The Johns Hopkins scientists say mutated ARID1A can now be linked to so-called "epigenetic" changes -- alterations to DNA occurring outside of the genome, in this case, the chromatin. "The mutations in ARID1A provide an important new link between genetic and epigenetic mechanisms in human cancer and may help identify epigenetic changes which can be targeted with therapies," says Victor Velculescu, M.D., Ph.D., associate professor of oncology at the Johns Hopkins Kimmel Cancer Center.

The researchers next plan to search for genes whose chromatin is specifically affected by ARID1A inactivation.

Ovarian clear cell carcinoma accounts for about 10 percent of cancers that start in the cells on the surface of the ovaries. It mainly affects women ages 40 to 80 and is resistant to chemotherapy.

Funding for this study was provided by the Dr. Miriam and Sheldon G. Adelson Medical Research Foundation, the AACR Stand Up to Cancer-Dream Team Translational Cancer Research Grant, the Virginia and D.K. Ludwig Fund for Cancer Research, the Department of Defense, and the National Institutes of Health.

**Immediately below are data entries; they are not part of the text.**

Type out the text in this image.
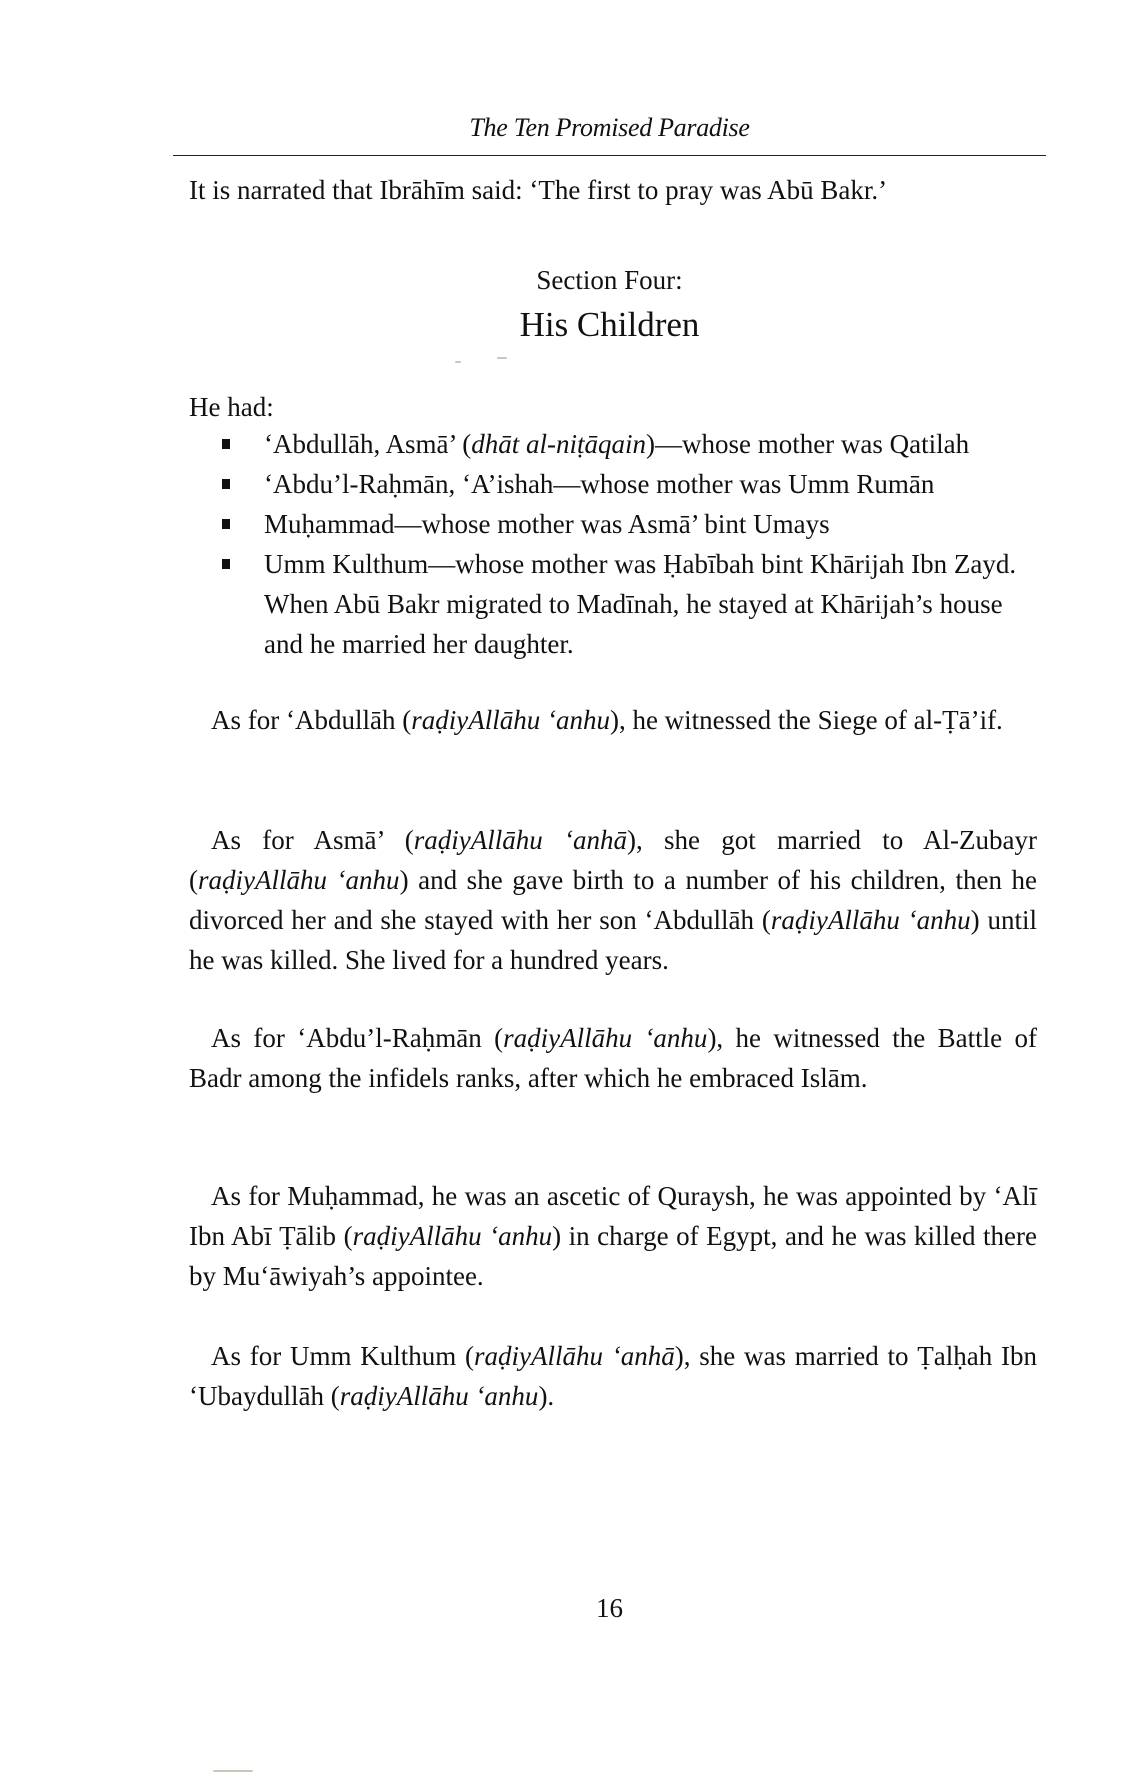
The Ten Promised Paradise
It is narrated that Ibrāhīm said: ‘The first to pray was Abū Bakr.’
Section Four:
His Children
He had:
‘Abdullāh, Asmā’ (dhāt al-niṭāqain)—whose mother was Qatilah
‘Abdu’l-Raḥmān, ‘A’ishah—whose mother was Umm Rumān
Muḥammad—whose mother was Asmā’ bint Umays
Umm Kulthum—whose mother was Ḥabībah bint Khārijah Ibn Zayd. When Abū Bakr migrated to Madīnah, he stayed at Khārijah’s house and he married her daughter.

As for ‘Abdullāh (raḍiyAllāhu ‘anhu), he witnessed the Siege of al-Ṭā’if.

As for Asmā’ (raḍiyAllāhu ‘anhā), she got married to Al-Zubayr (raḍiyAllāhu ‘anhu) and she gave birth to a number of his children, then he divorced her and she stayed with her son ‘Abdullāh (raḍiyAllāhu ‘anhu) until he was killed. She lived for a hundred years.

As for ‘Abdu’l-Raḥmān (raḍiyAllāhu ‘anhu), he witnessed the Battle of Badr among the infidels ranks, after which he embraced Islām.

As for Muḥammad, he was an ascetic of Quraysh, he was appointed by ‘Alī Ibn Abī Ṭālib (raḍiyAllāhu ‘anhu) in charge of Egypt, and he was killed there by Mu‘āwiyah’s appointee.

As for Umm Kulthum (raḍiyAllāhu ‘anhā), she was married to Ṭalḥah Ibn ‘Ubaydullāh (raḍiyAllāhu ‘anhu).

16
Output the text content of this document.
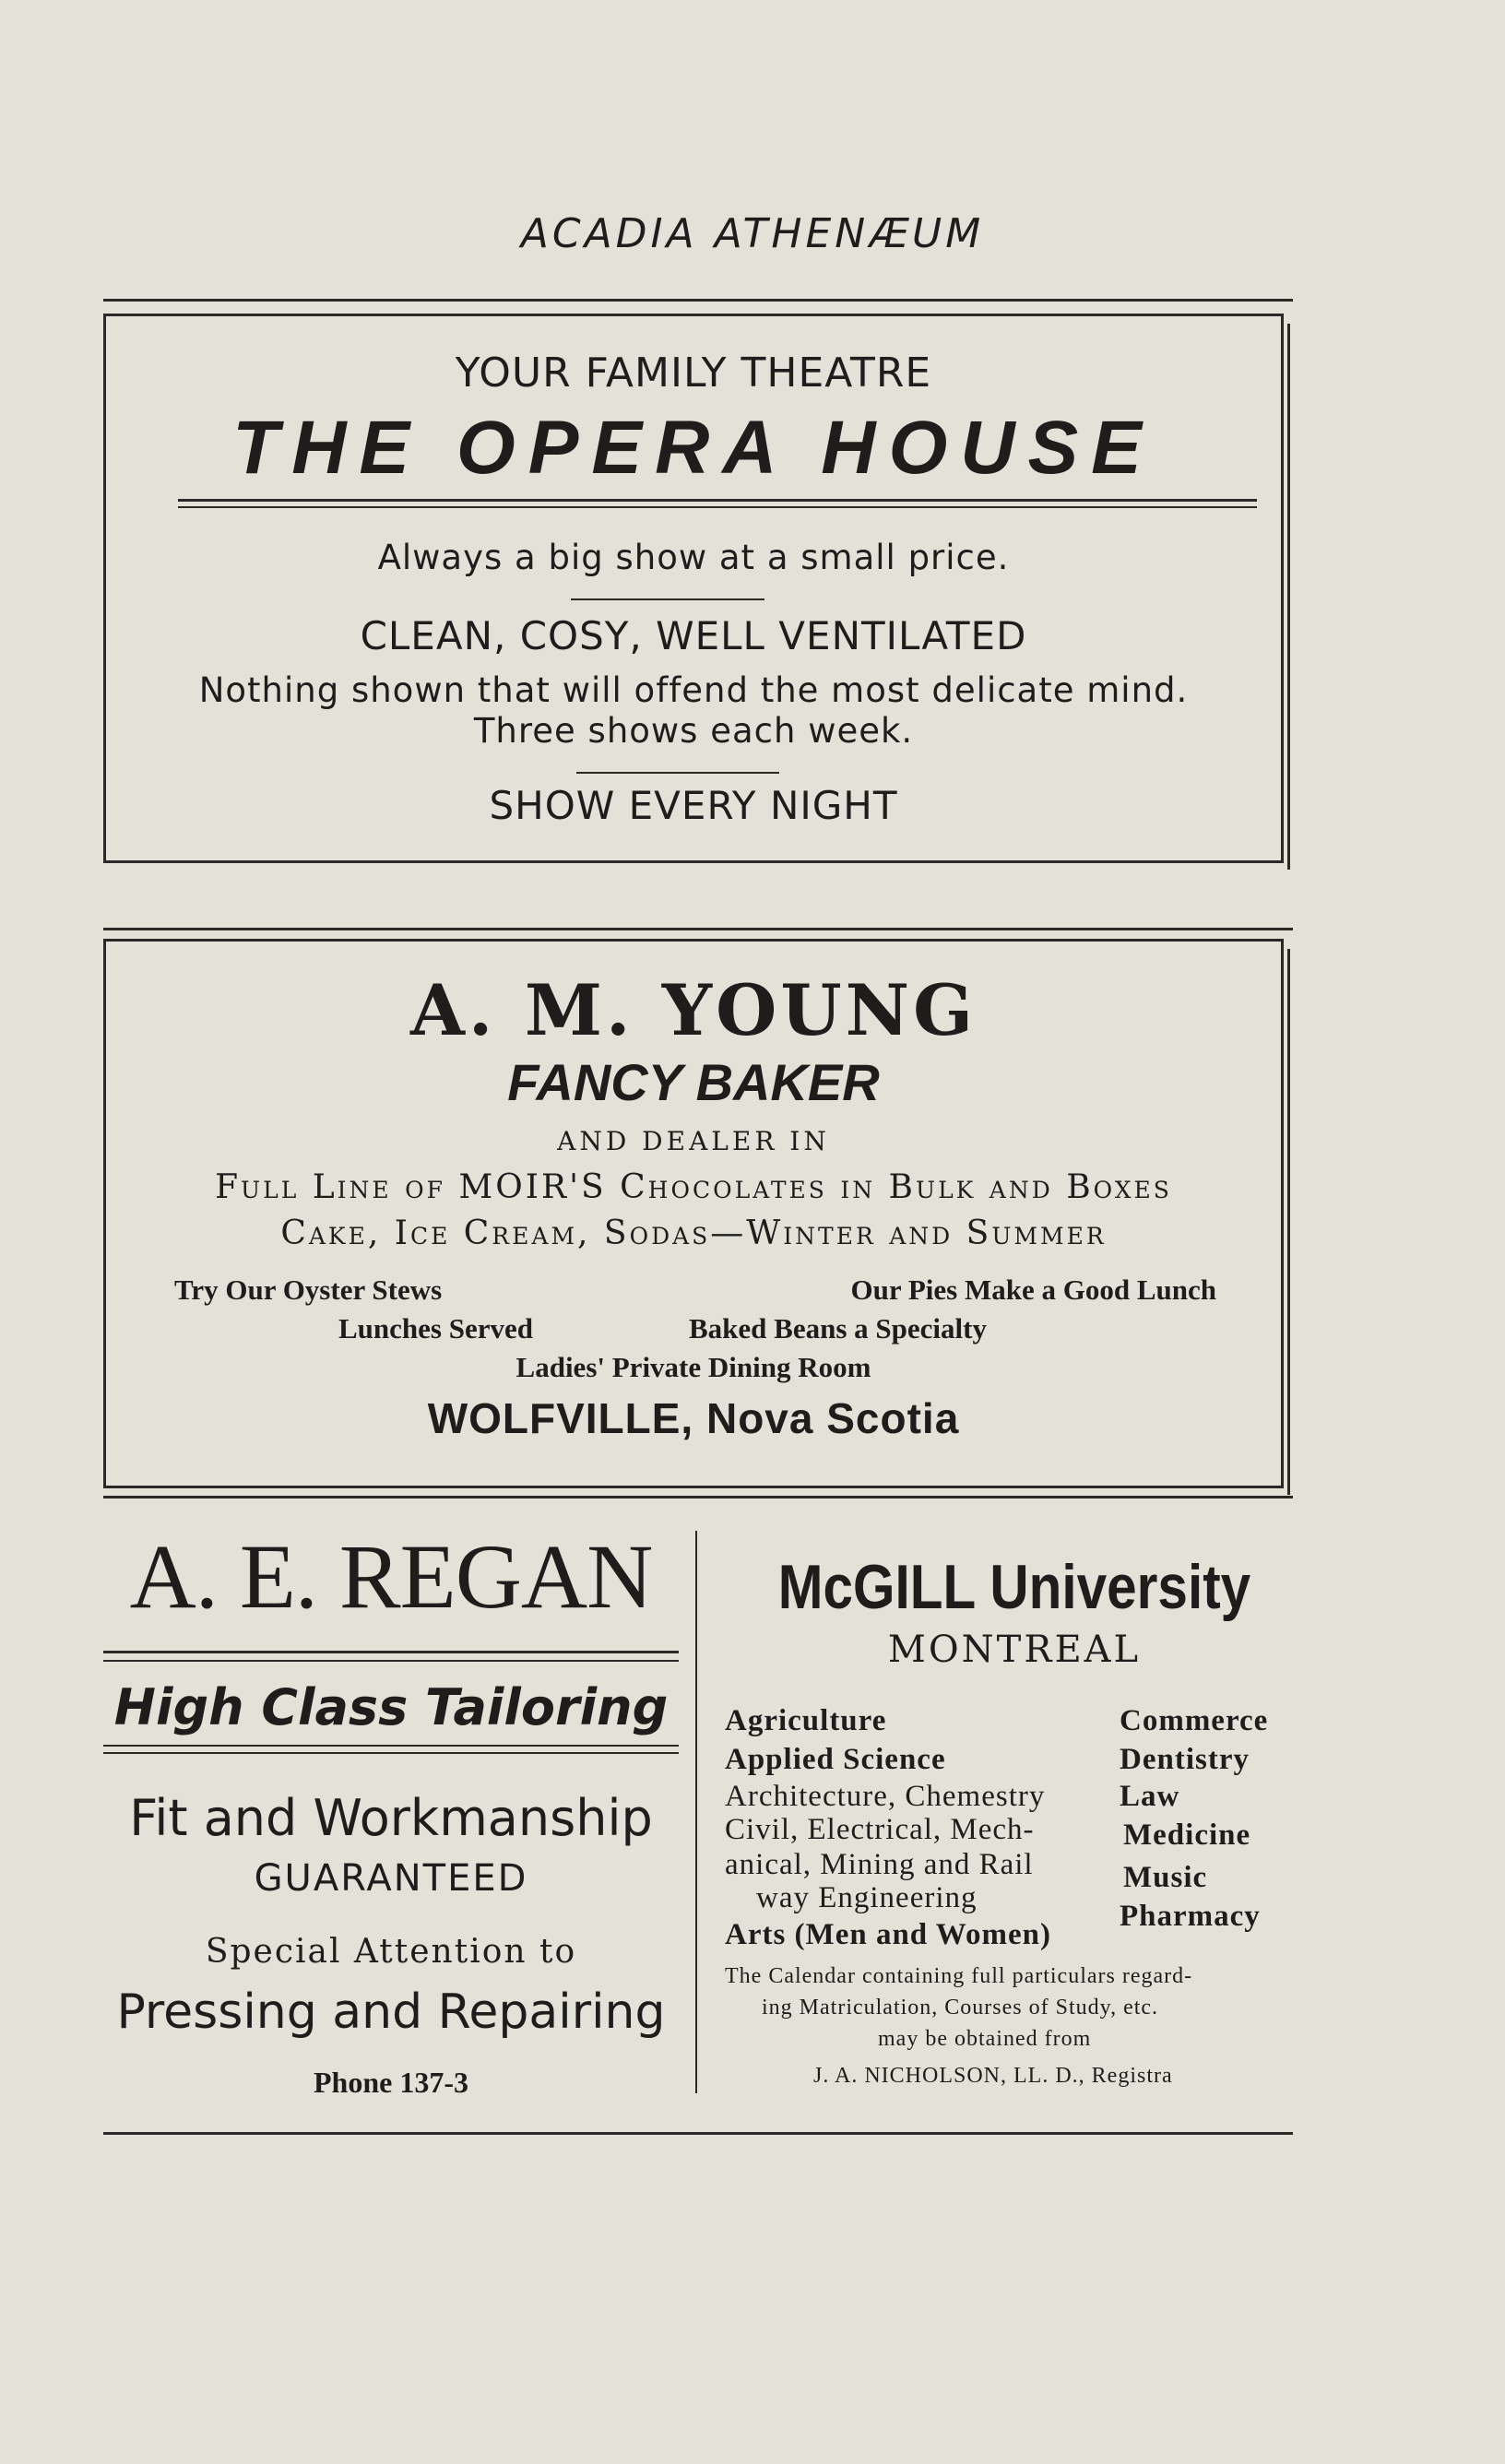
ACADIA ATHENÆUM
YOUR FAMILY THEATRE
THE OPERA HOUSE
Always a big show at a small price.
CLEAN, COSY, WELL VENTILATED
Nothing shown that will offend the most delicate mind.
Three shows each week.
SHOW EVERY NIGHT
A. M. YOUNG
FANCY BAKER
AND DEALER IN
Full Line of MOIR'S Chocolates in Bulk and Boxes
Cake, Ice Cream, Sodas—Winter and Summer
Try Our Oyster Stews	Our Pies Make a Good Lunch
Lunches Served	Baked Beans a Specialty
Ladies' Private Dining Room
WOLFVILLE, Nova Scotia
A. E. REGAN
High Class Tailoring
Fit and Workmanship
GUARANTEED
Special Attention to
Pressing and Repairing
Phone 137-3
McGILL University
MONTREAL
Agriculture
Applied Science
Architecture, Chemestry
Civil, Electrical, Mech-
anical, Mining and Rail
way Engineering
Arts (Men and Women)
Commerce
Dentistry
Law
Medicine
Music
Pharmacy
The Calendar containing full particulars regard-
ing Matriculation, Courses of Study, etc.
may be obtained from
J. A. NICHOLSON, LL. D., Registra
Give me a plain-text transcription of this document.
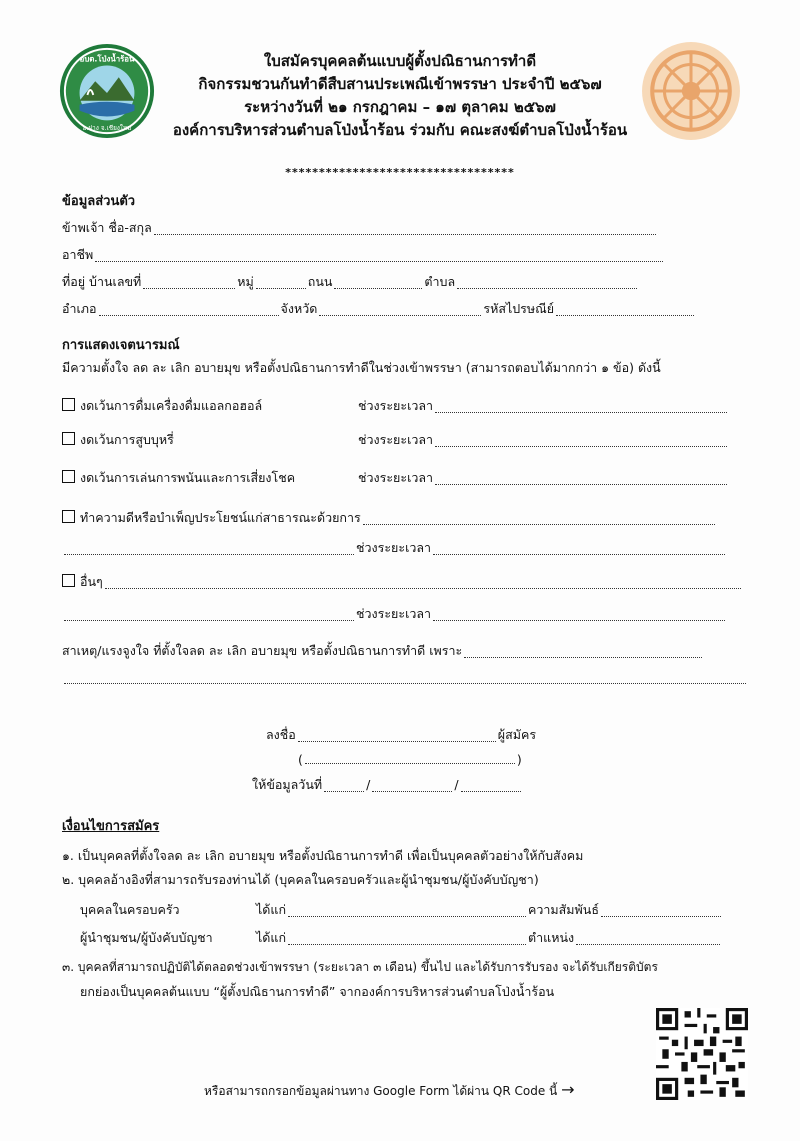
อบต.โป่งน้ำร้อน
อ.ฝาง จ.เชียงใหม่
ใบสมัครบุคคลต้นแบบผู้ตั้งปณิธานการทำดี
กิจกรรมชวนกันทำดีสืบสานประเพณีเข้าพรรษา ประจำปี ๒๕๖๗
ระหว่างวันที่ ๒๑ กรกฎาคม – ๑๗ ตุลาคม ๒๕๖๗
องค์การบริหารส่วนตำบลโป่งน้ำร้อน ร่วมกับ คณะสงฆ์ตำบลโป่งน้ำร้อน
**********************************
ข้อมูลส่วนตัว
ข้าพเจ้า ชื่อ-สกุล
อาชีพ
ที่อยู่ บ้านเลขที่	หมู่	ถนน	ตำบล
อำเภอ	จังหวัด	รหัสไปรษณีย์
การแสดงเจตนารมณ์
มีความตั้งใจ ลด ละ เลิก อบายมุข หรือตั้งปณิธานการทำดีในช่วงเข้าพรรษา (สามารถตอบได้มากกว่า ๑ ข้อ) ดังนี้
งดเว้นการดื่มเครื่องดื่มแอลกอฮอล์	ช่วงระยะเวลา
งดเว้นการสูบบุหรี่	ช่วงระยะเวลา
งดเว้นการเล่นการพนันและการเสี่ยงโชค	ช่วงระยะเวลา
ทำความดีหรือบำเพ็ญประโยชน์แก่สาธารณะด้วยการ
ช่วงระยะเวลา
อื่นๆ
ช่วงระยะเวลา
สาเหตุ/แรงจูงใจ ที่ตั้งใจลด ละ เลิก อบายมุข หรือตั้งปณิธานการทำดี เพราะ
ลงชื่อ	ผู้สมัคร
(	)
ให้ข้อมูลวันที่	/	/
เงื่อนไขการสมัคร
๑. เป็นบุคคลที่ตั้งใจลด ละ เลิก อบายมุข หรือตั้งปณิธานการทำดี เพื่อเป็นบุคคลตัวอย่างให้กับสังคม
๒. บุคคลอ้างอิงที่สามารถรับรองท่านได้ (บุคคลในครอบครัวและผู้นำชุมชน/ผู้บังคับบัญชา)
บุคคลในครอบครัว	ได้แก่	ความสัมพันธ์
ผู้นำชุมชน/ผู้บังคับบัญชา	ได้แก่	ตำแหน่ง
๓. บุคคลที่สามารถปฏิบัติได้ตลอดช่วงเข้าพรรษา (ระยะเวลา ๓ เดือน) ขึ้นไป และได้รับการรับรอง จะได้รับเกียรติบัตร
ยกย่องเป็นบุคคลต้นแบบ “ผู้ตั้งปณิธานการทำดี” จากองค์การบริหารส่วนตำบลโป่งน้ำร้อน
หรือสามารถกรอกข้อมูลผ่านทาง Google Form ได้ผ่าน QR Code นี้ →
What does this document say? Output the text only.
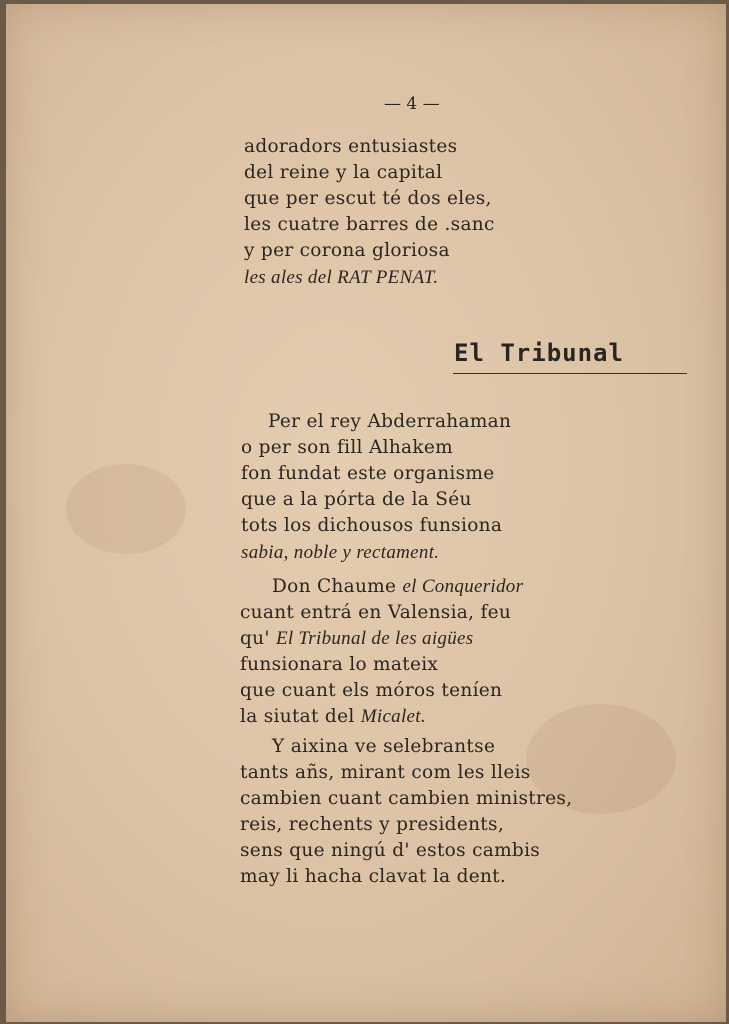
— 4 —

adoradors entusiastes

del reine y la capital

que per escut té dos eles,

les cuatre barres de .sanc

y per corona gloriosa

les ales del RAT PENAT.

El Tribunal

Per el rey Abderrahaman

o per son fill Alhakem

fon fundat este organisme

que a la pórta de la Séu

tots los dichousos funsiona

sabia, noble y rectament.

Don Chaume el Conqueridor

cuant entrá en Valensia, feu

qu' El Tribunal de les aigües

funsionara lo mateix

que cuant els móros teníen

la siutat del Micalet.

Y aixina ve selebrantse

tants añs, mirant com les lleis

cambien cuant cambien ministres,

reis, rechents y presidents,

sens que ningú d' estos cambis

may li hacha clavat la dent.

Additional study authors include: Tian-Li Wang, Ie-Ming Shih, Richard Roden, Luis A. Jr. Diaz, Bert Vogelstein and Kenneth Kinzler of Johns Hopkins; Tsui-Lien Mao of the National Taiwan University College of Medicine in Taipei; Kentaro Nakayama of Shimane University in Izumo, Japan; and Ruth Glas and Dennis Slamon of the David Geffen School of Medicine at the University of California-Los Angeles.